Bevor ich es mir anders überlegen konnte, streckte ich Jeongin meine Hand entgegen. „Wollen wir tanzen gehen?"
Ich hatte auch nicht die Geduld dazu, irgendjemanden um Erlaubnis zu fragen und Hyunjin schien es zu merken, denn er lief bereits voraus und winkte uns zu, mit ihm zu kommen. Erstaunt folgte ich ihm die Treppe hinab und ließ zu, dass er nach meiner und Jeongins Hand griff, bevor er uns zielsicher in die Mitte der Tanzfläche manövrierte. Dabei hatte er darauf geachtete, dass wir nicht zu nahe an Minho vorbeikamen. Sobald er uns wirklich mitten unter die feierwütige Menge der höllischen Wesen geführt hatte, drehte er sich halb zu uns um und strich sich das silbrige Haar zurück, bevor er nach Jeongins Taille griff und diesen näher zu sich zog.
Selbst in dem aufflackernden Licht der Scheinwerfer konnte ich nun zusehen, wie er sich geschmeidig gegen meinen Kumpel drückte und diesen dazu animierte sich ebenfalls vom Rhythmus treiben zu lassen. Ich musste eingestehen, dass es ziemlich heiß aussah und da ich immer noch leicht angetrunken war und schon einmal hier war um zu feiern, nutzte ich die Gelegenheit und bewegte meinen Körper mit der Musik. Einige Songs kannte ich sogar und war erneut erstaunt, dass offenbar auch Dämonen und andere finstere Kreaturen die Klänge der menschlichen Musik zu schätzen wussten.
Einmal entfernte ich mich etwas zu weit von Hyunjin und sah mich zwei Jungen gegenüber, die mich mit schwarzen Pupillen musterten aber sich nicht wirklich daran zu stören schienen dass ich so normal aussah, während ihre Körper mit einem dichten blauschwarzen Fell überzogen waren, das durch den Aufenthalt im Club nicht mehr ganz so akkurat und gekämmt aussah. Doch sie schenkten mir nur ein Lächeln, wobei sie spitze Zähnchen zeigten und dann tanzten sie weiter als wäre alles normal.
Einige Sekunden später jedoch wurde ich am Unterarm gegriffen und dann sah ich in Hyunjins blaue Augen. Er zog mich dichter an sich und nun hörte ich seine Stimme seltsamerweise in meinem Kopf.
„Nicht herumstreunen Kleiner. Wenn ich nicht gut auf dich aufpasse, macht mich Minho einen Kopf kürzer." Sein Lächeln wirkte seinen Worten zwar entgegen und ließ sie eher bedeutungslos erscheinen aber ich nickte gehorsam und fand mich dann dicht neben Jeongin wieder, der mich anstrahlte als hätte er die beste Zeit seines Lebens.

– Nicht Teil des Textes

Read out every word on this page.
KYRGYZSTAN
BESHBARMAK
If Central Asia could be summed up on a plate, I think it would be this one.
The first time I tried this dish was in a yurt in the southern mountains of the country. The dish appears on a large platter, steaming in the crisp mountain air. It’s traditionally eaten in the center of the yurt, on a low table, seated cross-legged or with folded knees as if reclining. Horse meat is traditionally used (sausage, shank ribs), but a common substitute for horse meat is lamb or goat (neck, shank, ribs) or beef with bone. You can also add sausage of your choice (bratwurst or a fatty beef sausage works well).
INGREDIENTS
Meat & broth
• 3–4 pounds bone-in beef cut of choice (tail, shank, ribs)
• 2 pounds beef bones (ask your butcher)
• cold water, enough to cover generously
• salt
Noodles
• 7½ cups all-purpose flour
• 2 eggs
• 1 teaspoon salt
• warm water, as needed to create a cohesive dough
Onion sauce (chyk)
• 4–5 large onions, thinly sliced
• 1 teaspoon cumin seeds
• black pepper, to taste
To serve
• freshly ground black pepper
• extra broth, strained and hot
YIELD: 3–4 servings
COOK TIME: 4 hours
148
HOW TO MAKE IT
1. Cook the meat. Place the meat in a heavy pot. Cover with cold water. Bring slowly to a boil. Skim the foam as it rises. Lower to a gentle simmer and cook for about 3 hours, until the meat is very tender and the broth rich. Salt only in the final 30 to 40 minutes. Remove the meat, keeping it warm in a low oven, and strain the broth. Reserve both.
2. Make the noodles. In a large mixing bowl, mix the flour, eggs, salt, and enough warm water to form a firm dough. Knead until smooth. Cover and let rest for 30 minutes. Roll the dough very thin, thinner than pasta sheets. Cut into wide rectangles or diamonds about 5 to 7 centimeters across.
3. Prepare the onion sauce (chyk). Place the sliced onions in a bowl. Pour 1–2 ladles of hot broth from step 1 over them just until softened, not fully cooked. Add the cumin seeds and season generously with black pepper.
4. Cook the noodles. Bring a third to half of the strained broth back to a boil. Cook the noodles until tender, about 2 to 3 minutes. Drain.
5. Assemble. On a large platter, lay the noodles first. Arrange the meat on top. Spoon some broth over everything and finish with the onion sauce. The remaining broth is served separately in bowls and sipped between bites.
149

Dann tauchte in meinem Blickfeld eine Kellnerin auf, die kleine Shotgläschen auf einem Tablett geschickt durch die Menge trug. Es sah unglaublich leicht aus. Jedes Mal wich sie den Tanzenden aus und nie geriet ein Glas auch nur ins Wackeln, niemand rempelte sie an und die Getränke schienen dankbare Abnehmer zu finden. Ich war so begeistert von diesem Schauspiel dass ich gar nicht bemerkte, dass sie nun auch bei uns angekommen war.

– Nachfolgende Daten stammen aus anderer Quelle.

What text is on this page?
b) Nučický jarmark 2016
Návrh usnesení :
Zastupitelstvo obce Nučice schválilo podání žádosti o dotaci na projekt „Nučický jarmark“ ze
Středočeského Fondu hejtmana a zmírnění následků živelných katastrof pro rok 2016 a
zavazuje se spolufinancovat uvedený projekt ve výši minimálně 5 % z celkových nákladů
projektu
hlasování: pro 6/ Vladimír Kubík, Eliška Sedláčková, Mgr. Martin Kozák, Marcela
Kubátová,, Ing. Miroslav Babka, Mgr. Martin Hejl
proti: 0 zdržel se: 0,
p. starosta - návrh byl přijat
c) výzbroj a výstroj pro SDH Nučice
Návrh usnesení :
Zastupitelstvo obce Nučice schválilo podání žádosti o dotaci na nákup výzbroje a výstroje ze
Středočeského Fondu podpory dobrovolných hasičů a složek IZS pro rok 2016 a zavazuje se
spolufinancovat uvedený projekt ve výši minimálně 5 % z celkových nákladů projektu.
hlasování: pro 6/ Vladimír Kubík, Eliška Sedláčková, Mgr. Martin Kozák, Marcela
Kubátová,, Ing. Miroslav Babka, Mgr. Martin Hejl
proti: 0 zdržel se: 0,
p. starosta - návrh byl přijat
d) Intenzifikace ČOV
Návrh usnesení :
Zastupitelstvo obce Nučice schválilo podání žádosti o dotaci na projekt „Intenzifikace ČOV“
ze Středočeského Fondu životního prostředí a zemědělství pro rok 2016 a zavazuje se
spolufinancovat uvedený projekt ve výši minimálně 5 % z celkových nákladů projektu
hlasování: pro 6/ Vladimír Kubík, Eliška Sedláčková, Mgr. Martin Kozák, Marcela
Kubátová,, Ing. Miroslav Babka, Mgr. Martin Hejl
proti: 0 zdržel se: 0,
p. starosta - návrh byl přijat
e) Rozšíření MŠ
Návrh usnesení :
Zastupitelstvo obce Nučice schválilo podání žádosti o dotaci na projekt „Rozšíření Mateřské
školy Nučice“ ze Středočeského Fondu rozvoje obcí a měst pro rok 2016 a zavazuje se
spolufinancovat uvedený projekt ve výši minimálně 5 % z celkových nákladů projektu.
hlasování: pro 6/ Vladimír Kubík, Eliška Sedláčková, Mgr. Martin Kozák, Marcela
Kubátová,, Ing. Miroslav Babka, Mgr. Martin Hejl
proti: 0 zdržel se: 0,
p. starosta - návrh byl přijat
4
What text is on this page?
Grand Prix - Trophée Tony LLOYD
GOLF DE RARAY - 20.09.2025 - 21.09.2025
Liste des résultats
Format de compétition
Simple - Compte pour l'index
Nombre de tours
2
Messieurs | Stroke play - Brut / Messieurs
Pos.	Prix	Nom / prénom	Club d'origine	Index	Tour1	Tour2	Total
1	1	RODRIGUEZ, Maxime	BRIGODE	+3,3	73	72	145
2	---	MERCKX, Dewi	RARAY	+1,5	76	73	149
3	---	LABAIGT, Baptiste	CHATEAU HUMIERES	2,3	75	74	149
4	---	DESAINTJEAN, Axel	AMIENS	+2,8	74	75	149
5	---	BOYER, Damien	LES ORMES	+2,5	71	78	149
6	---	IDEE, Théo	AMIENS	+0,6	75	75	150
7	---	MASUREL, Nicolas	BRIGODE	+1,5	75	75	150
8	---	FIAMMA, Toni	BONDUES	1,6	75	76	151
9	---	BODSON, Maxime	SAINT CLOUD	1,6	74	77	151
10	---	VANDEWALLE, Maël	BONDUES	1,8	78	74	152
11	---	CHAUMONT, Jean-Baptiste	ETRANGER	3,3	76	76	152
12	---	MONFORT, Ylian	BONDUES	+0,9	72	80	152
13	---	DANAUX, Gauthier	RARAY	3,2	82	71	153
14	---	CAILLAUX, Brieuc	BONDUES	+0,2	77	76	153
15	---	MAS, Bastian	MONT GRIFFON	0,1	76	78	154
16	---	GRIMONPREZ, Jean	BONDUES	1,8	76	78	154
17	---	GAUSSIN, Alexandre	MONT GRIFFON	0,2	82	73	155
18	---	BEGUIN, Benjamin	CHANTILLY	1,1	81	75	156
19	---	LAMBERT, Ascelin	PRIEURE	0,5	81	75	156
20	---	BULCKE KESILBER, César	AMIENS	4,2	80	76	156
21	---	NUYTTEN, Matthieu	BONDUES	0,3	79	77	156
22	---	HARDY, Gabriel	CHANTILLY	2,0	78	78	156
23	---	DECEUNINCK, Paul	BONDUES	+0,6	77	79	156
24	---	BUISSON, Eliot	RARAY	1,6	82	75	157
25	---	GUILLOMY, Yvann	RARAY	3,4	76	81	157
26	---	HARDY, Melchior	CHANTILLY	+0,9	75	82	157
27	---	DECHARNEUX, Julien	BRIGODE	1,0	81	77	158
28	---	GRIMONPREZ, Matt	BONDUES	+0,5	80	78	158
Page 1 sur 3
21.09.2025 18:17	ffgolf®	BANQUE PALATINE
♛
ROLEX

Zu meiner Überraschung schnappte sich Jeongin zielsicher eines der Gläser, bedankte sich und wollte es bereits an seine Lippen setzen, als Hyunjin sein Handgelenk festhielt. Der Dämon warf einen Blick auf die kleine Blüte, die sich in dem Getränk befand und wechselte dann einige Worte mit der Kellnerin, die ich aufgrund der Lautstärke nicht verstand. Anschließend griff er nach zwei Gläsern mit einer leicht trüben Flüssigkeit aus der ein Stück Wurzelwerk herausragte. Es sah zwar wenig appetitlich aus dennoch nahm ich das Getränk entgegen als Hyunjin es mir hinhielt und auch Jeongins Shot gegen das gereichte Glas eintauschte, das er nun selbst behielt.

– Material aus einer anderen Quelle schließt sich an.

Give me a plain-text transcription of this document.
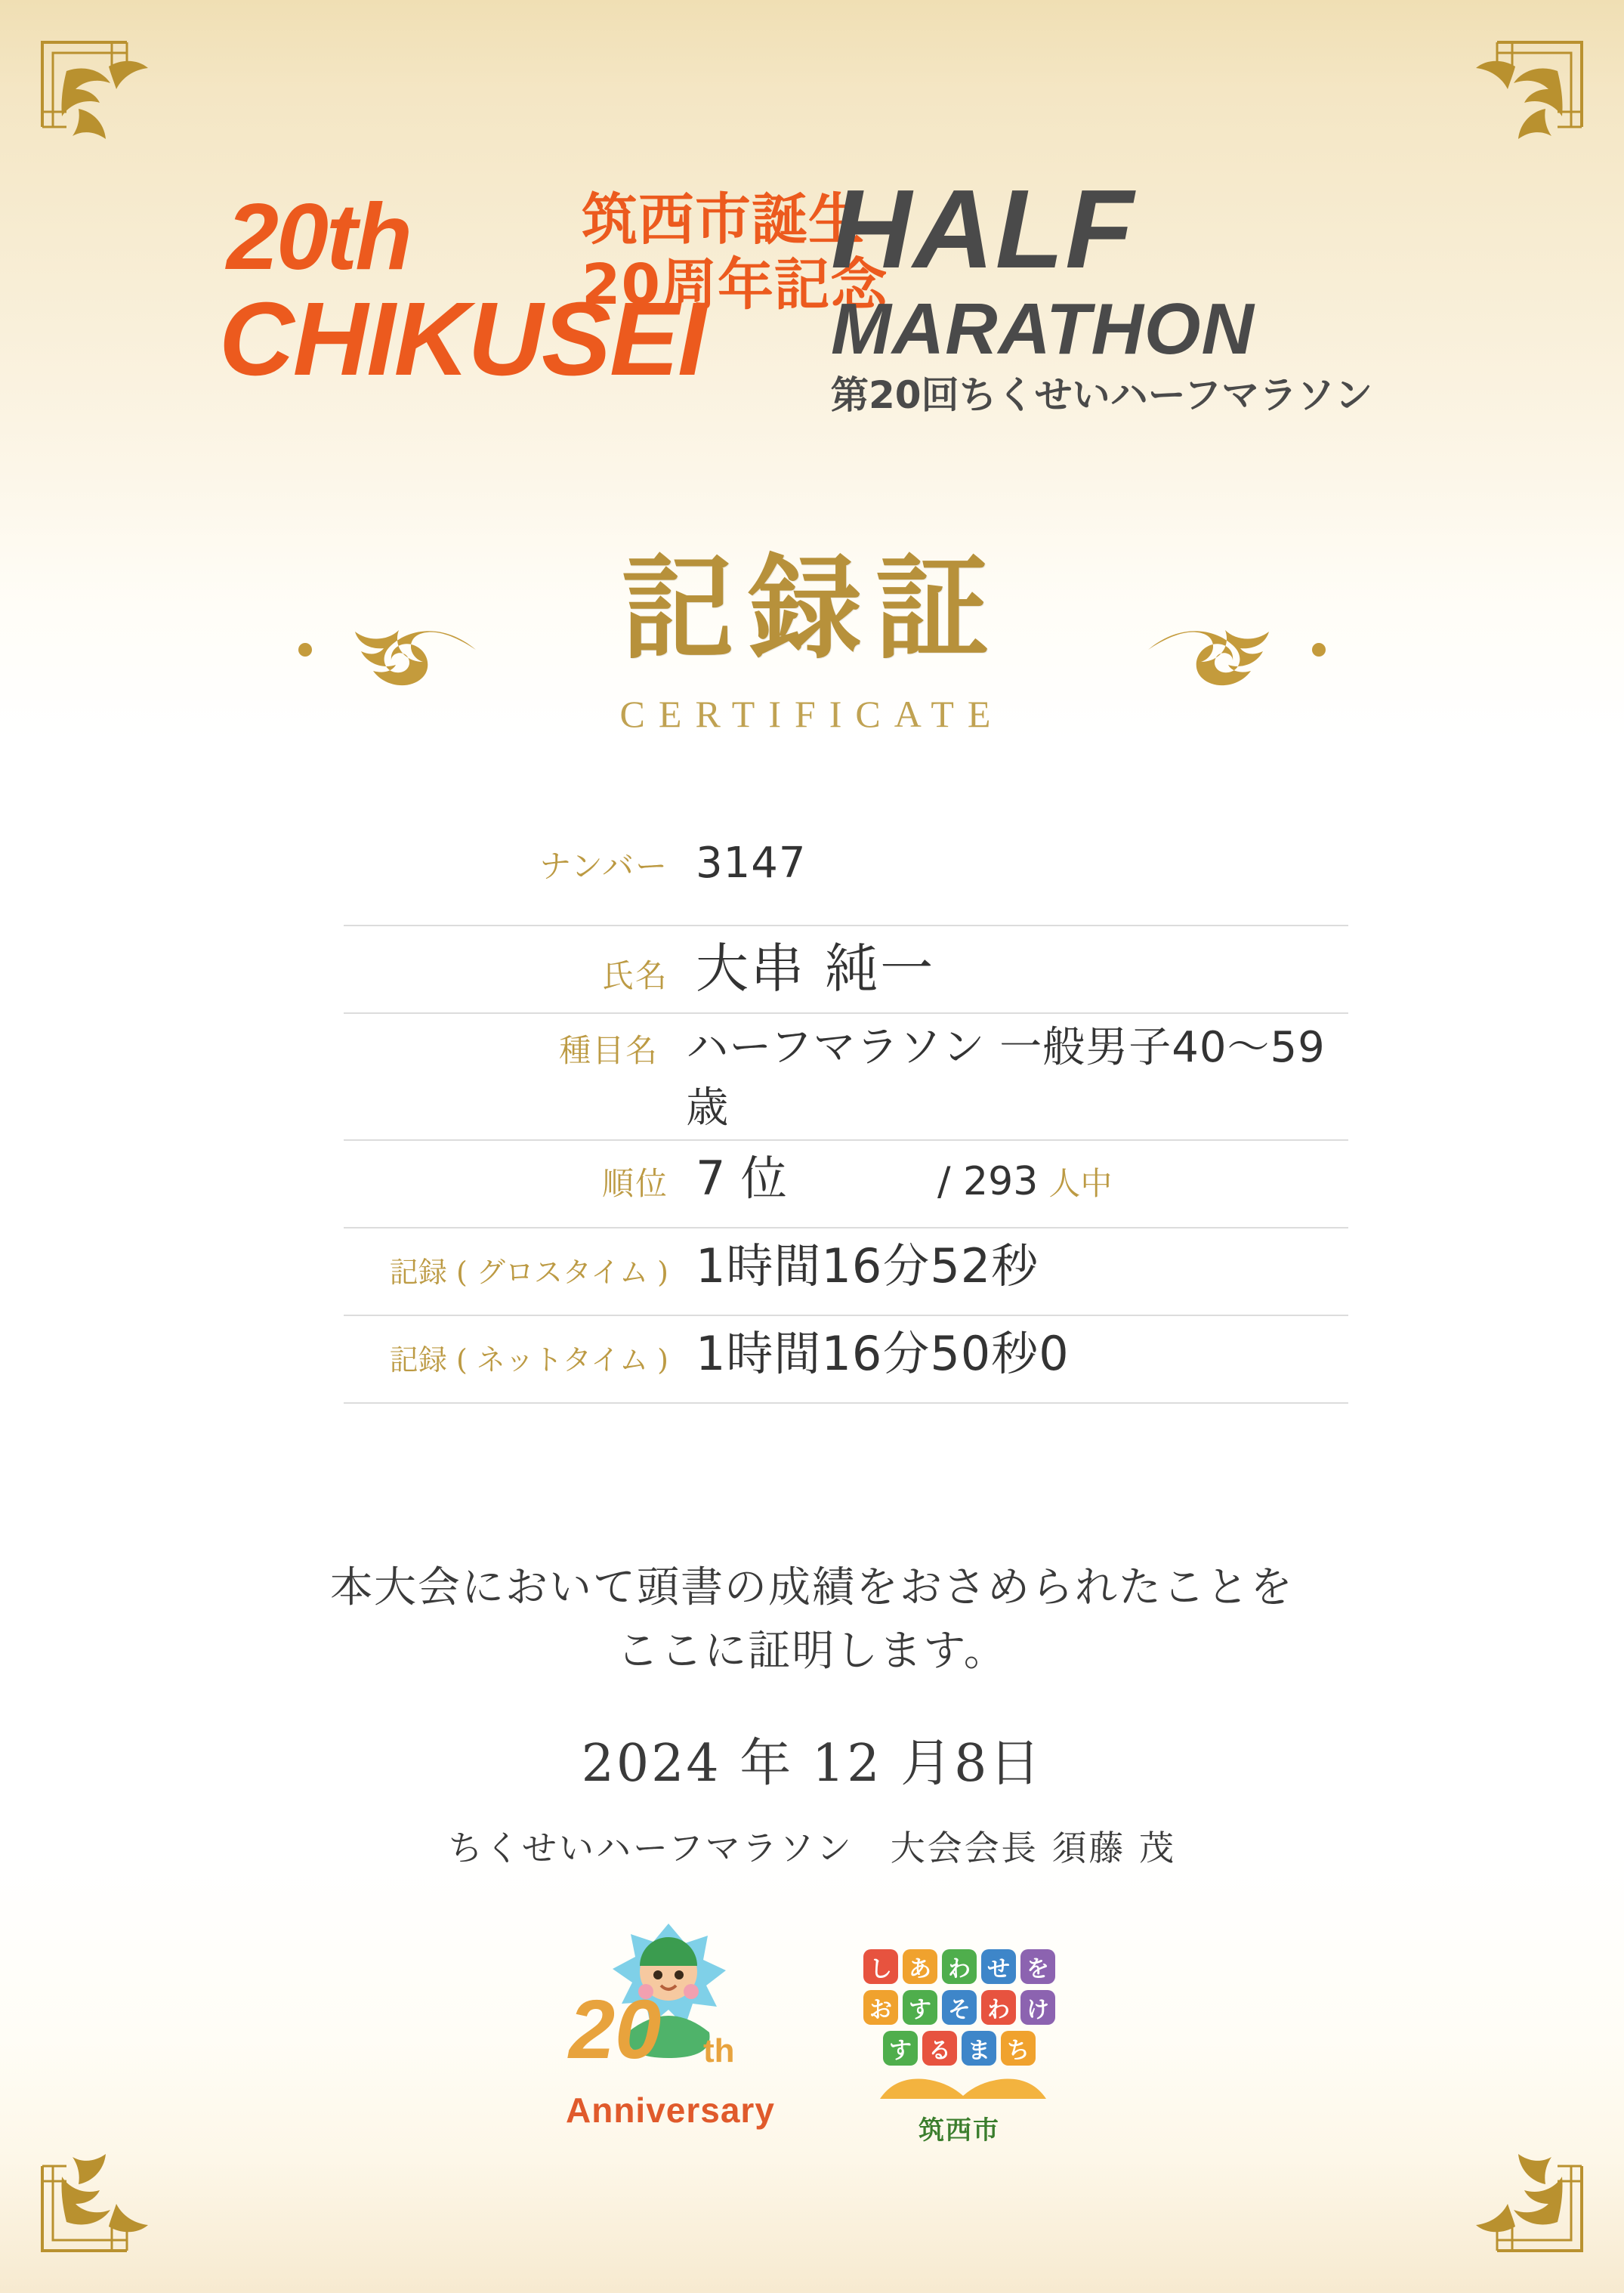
20th
CHIKUSEI
筑西市誕生
20周年記念
HALF
MARATHON
第20回ちくせいハーフマラソン
記録証
CERTIFICATE
ナンバー 3147
氏名 大串 純一
種目名 ハーフマラソン 一般男子40〜59歳
順位 7 位	/ 293 人中
記録 ( グロスタイム ) 1時間16分52秒
記録 ( ネットタイム ) 1時間16分50秒0
本大会において頭書の成績をおさめられたことを
ここに証明します。
2024 年 12 月8日
ちくせいハーフマラソン　大会会長 須藤 茂
20 th
Anniversary
し あ わ せ を
お す そ わ け
す る ま ち
筑西市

Die Kellnerin wuselte geschäftig weiter und ich betrachtete den trüben Alkohol genauer. Und schon wieder kam Hyunjins Erklärung präzise und rasch.
„Das könnt ihr trinken. Das Gemisch enthält einen Teil der afrikanischen Traumwurzel. Behaltet es im Mund und zerkaut sie wenn sie weich ist. Die Wirkung setzt im wachen Zustand recht schnell ein." Dann setzte er sein eigenes Glas an die Lippen und trank die vollkommen klare Flüssigkeit in einem Zug, während er die Blüte nicht schluckte sondern im Glas ließ.
„Was hast du da getrunken?", fragte Jeongin, nachdem er näher an seine Begleitung getreten war. Der Dämon deutete auf die Blume.
„Das ist Calla. Für euch Menschen giftig. Wohingegen die Silene Capensis bei euch nur intensiveres Traumerleben und gesteigerte Wahrnehmungen bewirkt."
Erstaunt blickte ich auf die Flüssigkeit, die ich immer noch nicht angerührt hatte. Doch nun war ich gewillt sie zu kosten und führte das Glas langsam an meine Lippen. Zunächst schluckte ich den Shot und legte dann das Stück der Wurzel auf meine Zunge. Es war leicht bitter aber nicht unangenehm. Mit der Zeit wurde die Wurzel weicher und biegsamer also traute ich mich, sie vorsichtig zu kauen und spürte den bitteren Geschmack deutlicher auf der Zunge, dennoch war ich jetzt einfach neugierig, wie es wirkte und so schluckte ich auch den Rest der Wurzel herab. Als ich zu Jeongin blickte tat er es mir gleich und dann stellte er sich genau vor mich.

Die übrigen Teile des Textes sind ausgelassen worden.